By 8.30am, I was bundled up in several layers, a wooly hat and gloves, and headed out to the garden shed to dust off our camping chairs. I had to kindly ask three quite large wood spiders to remove themselves from the chairs I was trying to unload but I'm not too sure they were very happy to be disturbed; well, it was the weekend after all! Chairs dusted off, flasks of tea made, feeders topped up and notebook in hand-I'm old-fashioned and prefer paper and pen when recording birds-we were ready to go. My mum joined me for the watch and we settled in for an hour of birdwatching in the surprisingly mild January sun.
Our birds aren't shy by any means. I do think they have become used to us over the years we've lived in this house and of course they have worked out that we are the ones providing the medley of treats they enjoy everyday. Certain species, such as the robin and blue tits, have no issues with landing on the feeders when we are only a few feet away. In fact, once the ten minutes before we officially started the clock had passed, the robins, nuthatches, blue and great tits had all but forgotten we were there. The coal and marsh tits were slightly more wary but they eventually just got on with things. I will point out that we were not seated close at all; in fact, I moved us back another foot before we started as I didn't want to affect the number of birds visiting by our unnecessary proximity. I chose not to do the survey from our kitchen window as we have a reasonably large garden and it's quite tricky to count all of the birds by peering through one pane of glass. Plus, there's nothing like listening to the different songs and calls and we were not disappointed in that regard!
One thing I noticed in particular during the hour was the feisty behaviour of a bird I wouldn't normally expect it from. There was an individual blue tit who was determined to chase off each and every bird that landed remotely close to him.
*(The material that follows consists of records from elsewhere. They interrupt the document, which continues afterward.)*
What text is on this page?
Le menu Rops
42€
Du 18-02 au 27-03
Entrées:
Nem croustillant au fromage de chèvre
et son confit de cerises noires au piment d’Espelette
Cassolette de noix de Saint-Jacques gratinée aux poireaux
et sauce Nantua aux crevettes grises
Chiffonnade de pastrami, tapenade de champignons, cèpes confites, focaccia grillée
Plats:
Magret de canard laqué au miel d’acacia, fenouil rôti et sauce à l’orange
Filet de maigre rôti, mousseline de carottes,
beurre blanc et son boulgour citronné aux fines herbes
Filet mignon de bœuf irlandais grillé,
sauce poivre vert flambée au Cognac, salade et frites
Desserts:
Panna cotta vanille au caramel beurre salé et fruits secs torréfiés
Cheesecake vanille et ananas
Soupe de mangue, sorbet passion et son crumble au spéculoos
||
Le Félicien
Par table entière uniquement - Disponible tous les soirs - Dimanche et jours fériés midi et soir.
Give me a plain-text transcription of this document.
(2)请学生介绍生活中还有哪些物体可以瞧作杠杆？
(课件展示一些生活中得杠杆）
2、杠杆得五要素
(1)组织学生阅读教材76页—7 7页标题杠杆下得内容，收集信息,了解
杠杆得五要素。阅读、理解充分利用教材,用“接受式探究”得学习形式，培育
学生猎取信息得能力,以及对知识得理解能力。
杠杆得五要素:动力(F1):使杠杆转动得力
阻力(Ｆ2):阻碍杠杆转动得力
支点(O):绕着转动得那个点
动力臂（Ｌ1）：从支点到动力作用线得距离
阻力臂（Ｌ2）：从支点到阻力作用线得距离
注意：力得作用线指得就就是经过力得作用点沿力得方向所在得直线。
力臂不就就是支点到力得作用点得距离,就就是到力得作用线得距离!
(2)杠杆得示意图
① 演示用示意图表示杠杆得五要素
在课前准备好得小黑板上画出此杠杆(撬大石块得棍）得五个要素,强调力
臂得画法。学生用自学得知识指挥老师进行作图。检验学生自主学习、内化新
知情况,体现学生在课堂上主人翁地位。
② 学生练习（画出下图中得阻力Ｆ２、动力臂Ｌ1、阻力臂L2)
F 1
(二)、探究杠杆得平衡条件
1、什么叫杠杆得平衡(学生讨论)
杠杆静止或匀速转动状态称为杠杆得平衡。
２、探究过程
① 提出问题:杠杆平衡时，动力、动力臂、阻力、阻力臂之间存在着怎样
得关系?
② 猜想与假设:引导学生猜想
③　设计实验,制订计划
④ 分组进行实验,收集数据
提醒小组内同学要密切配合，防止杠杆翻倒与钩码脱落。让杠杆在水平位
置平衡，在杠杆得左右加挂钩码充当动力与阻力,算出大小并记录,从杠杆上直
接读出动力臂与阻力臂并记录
Not just his own species but the robins and great tits too; he even had an attempt at seeing off one of the nuthatches but that wasn't quite so successful. This blue tit had obviously decided that this year was his year to mate with the best females and he was quite convinced he would get rid of all the competition. This fiery behaviour kept up throughout the whole hour we were out there and well into the rest of the day that followed.
I have a few personal highlights from the count. My first was the appearance of a female woodpecker. The great spotted woodpeckers visit the garden daily when there is food provided; they are usually found hanging off the suet holder or the peanut feeder. Despite their regular visits, I never tire of seeing them feeding and, at such close range, being able to identify the male and female by the red spot on the back of the male's head. The female turned up during our watch and sat in a tree a little way back for a while, taking her time before deciding to venture on to the fat balls. She wasn't around for long but after she had flown off, I could hear a male drumming very close by. I had hoped that both of them would make an appearance together, as they did in last year's birdwatch, but it wasn't to be.
Another highlight was the very brief appearance of a vole. I say very brief because it was just that; just enough for my mum to spot it before it scurried back into the hedgerow. We were obviously too daunting to make the dash to the bottom of the feeding station worth it. There was a fairly frustrating moment during the survey where I spotted what I was convinced was a bullfinch. The trouble was, it was completely silhouetted by the sun and it was sat further back in the branches of the small tree where all of the other species were busy feeding. It was the stocky shape and short, wedge-like head that had me certain it was a bullfinch and, despite me hoping that it would come closer into the light, it hung back and dropped lower into the undergrowth. At one point, when I was distracted by birds further along the garden, my mum whispered that she was sure a bullfinch had just landed in the tree then flown off into the wood. Without seeing it myself and gaining 100% confirmation, I couldn't list it as a sighted species. Very gutting.
I was eager to compare this year's results to those from 2014, although I knew without looking that the species count was less this time around. Our wren didn't turn up and neither did we have a visit from the woodpigeon or carrion crow. In total this year we had a bird species count of 9 in contrast to 11 last year. However, with both the squirrel and a vole turning up this year, and a mammal count of 0 in 2014, the species count evens out to 11 both ways.
Incidentally, that's two years in row we have had sunshine for the survey and both years have given reasonable turnouts. I wonder what the results would show if we were to have a little of the famous British rain for next year's count?
I wonder if perhaps I'll be watching from the window if we do!